Delante de mí se sentaba mi hermano mayor, Nigel, mirando por encima de sus tostadas una revista de ciencia-ficción. (Quizá era así como controlaba su angustia existencial: escapándose a Nuevas Galaxias, Nuevos Mundos y Realidades Asombrosas. No es que yo le hubiera preguntado alguna vez si sufría angustia existencial; la verdad, prefería que no la hubiera sentido… estas cosas pueden ponerse de moda.) A su lado, mi hermana Mary también miraba por encima de su desayuno, para leer las etiquetas de la pimienta y la sal. No es que no estuviese totalmente despierta aún: a la hora de la cena leía las inscripciones de cuchillos y tenedores. Algún día obtendría un título de experta en las partes posteriores de los paquetes de cereales. Tenía trece años y no hablaba mucho. Yo pensaba que se parecía más a Nigel que a mí: ambos tenían rostros suaves, de rasgos poco marcados, que no mostraban resentimiento alguno.
A mi derecha, mi padre tenía el Times abierto en la página de las cotizaciones de bolsa, e iba murmurando algo mientras las leía. Tampoco se parecía a mí. Para empezar era calvo. Supongo que era cierto que la forma de su mandíbula tenía un aire a la mía, pero, sin duda alguna, él no poseía mis ojos profundos e interrogadores. De vez en cuando le dirigía a mi madre una deferente pregunta sobre el jardín. Ella se sentaba a mi izquierda, traía el desayuno, respondía a todas las preguntas y no nos dejaba en paz con su dulzura durante el larga y silenciosa comida. Tampoco me parecía a ella. Algunas personas decían que yo tenía sus mismos ojos; aunque así fuera, no teníamos nada más en común.
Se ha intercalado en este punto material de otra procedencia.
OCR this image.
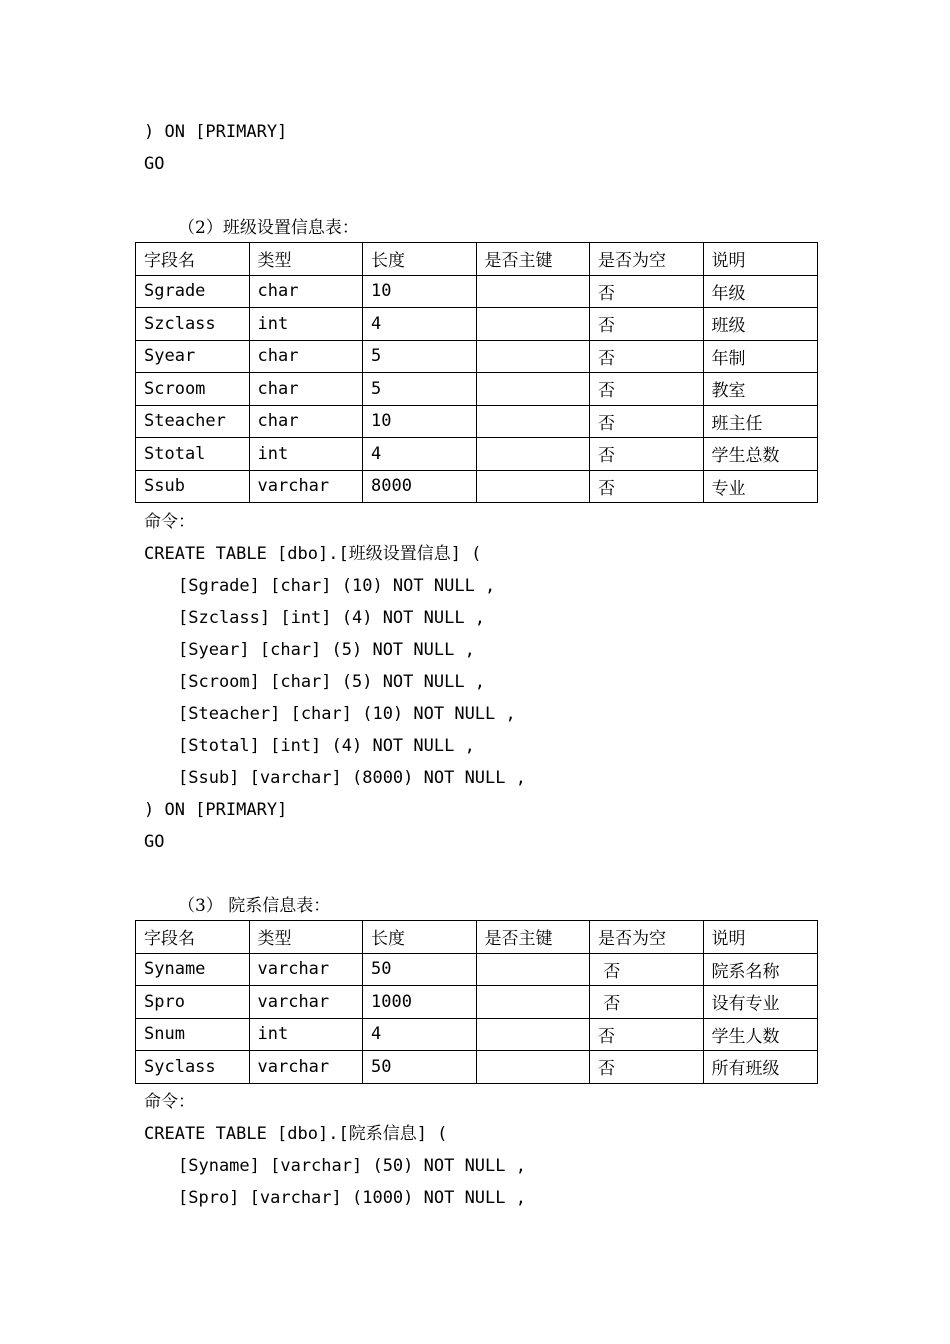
) ON [PRIMARY]
GO
（2）班级设置信息表：
字段名	类型	长度	是否主键	是否为空	说明
Sgrade	char	10		否	年级
Szclass	int	4		否	班级
Syear	char	5		否	年制
Scroom	char	5		否	教室
Steacher	char	10		否	班主任
Stotal	int	4		否	学生总数
Ssub	varchar	8000		否	专业
命令：
CREATE TABLE [dbo].[班级设置信息] (
[Sgrade] [char] (10) NOT NULL ,
[Szclass] [int] (4) NOT NULL ,
[Syear] [char] (5) NOT NULL ,
[Scroom] [char] (5) NOT NULL ,
[Steacher] [char] (10) NOT NULL ,
[Stotal] [int] (4) NOT NULL ,
[Ssub] [varchar] (8000) NOT NULL ,
) ON [PRIMARY]
GO
（3） 院系信息表：
字段名	类型	长度	是否主键	是否为空	说明
Syname	varchar	50		否	院系名称
Spro	varchar	1000		否	设有专业
Snum	int	4		否	学生人数
Syclass	varchar	50		否	所有班级
命令：
CREATE TABLE [dbo].[院系信息] (
[Syname] [varchar] (50) NOT NULL ,
[Spro] [varchar] (1000) NOT NULL ,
¿Cómo podía estar emparentado con ellos? ¿Y cómo podía yo no señalar esas diferencias obvias?
– Mamá, ¿soy un hijo ilegítimo? -(Tono de conversación normal.)
Oí un ligero crujido de papeles a mi izquierda. Mis dos hermanos continuaron leyendo.
– No, querido. ¿Tienes ya el bocadillo?
– Sí. ¿Estás segura de que no hay ninguna posibilidad de que sea ilegítimo?
Levanté la mano señalando a Nigel y a Mary a modo de explicación. Mi padre se aclaró la garganta silenciosamente.
– Al colegio, Christopher.
Bueno, podían estar mintiéndome.
La paternidad, para Toni y para mí, era un delito de rigurosa responsabilidad. No existía la necesidad de mens rea, sólo el actus reus del nacimiento. La sentencia que pronunciábamos, después de considerar una a una todas las circunstancias en relación con el caso y la extracción social de los ofensores, era la de libertad condicional perpetua. En cuanto a nosotros, las víctimas, los malaimés, nos dábamos cuenta de que una existencia independiente sólo podía lograrse evitando estrictamente toda influencia educativa. Camus se desmadró con su Aujourd'hui Maman est morte. Ou peutêtre hier. «Desmadrarse», como decíamos nosotros, saboreando el juego de palabras, era el deber de todo adolescente que se respetase a sí mismo.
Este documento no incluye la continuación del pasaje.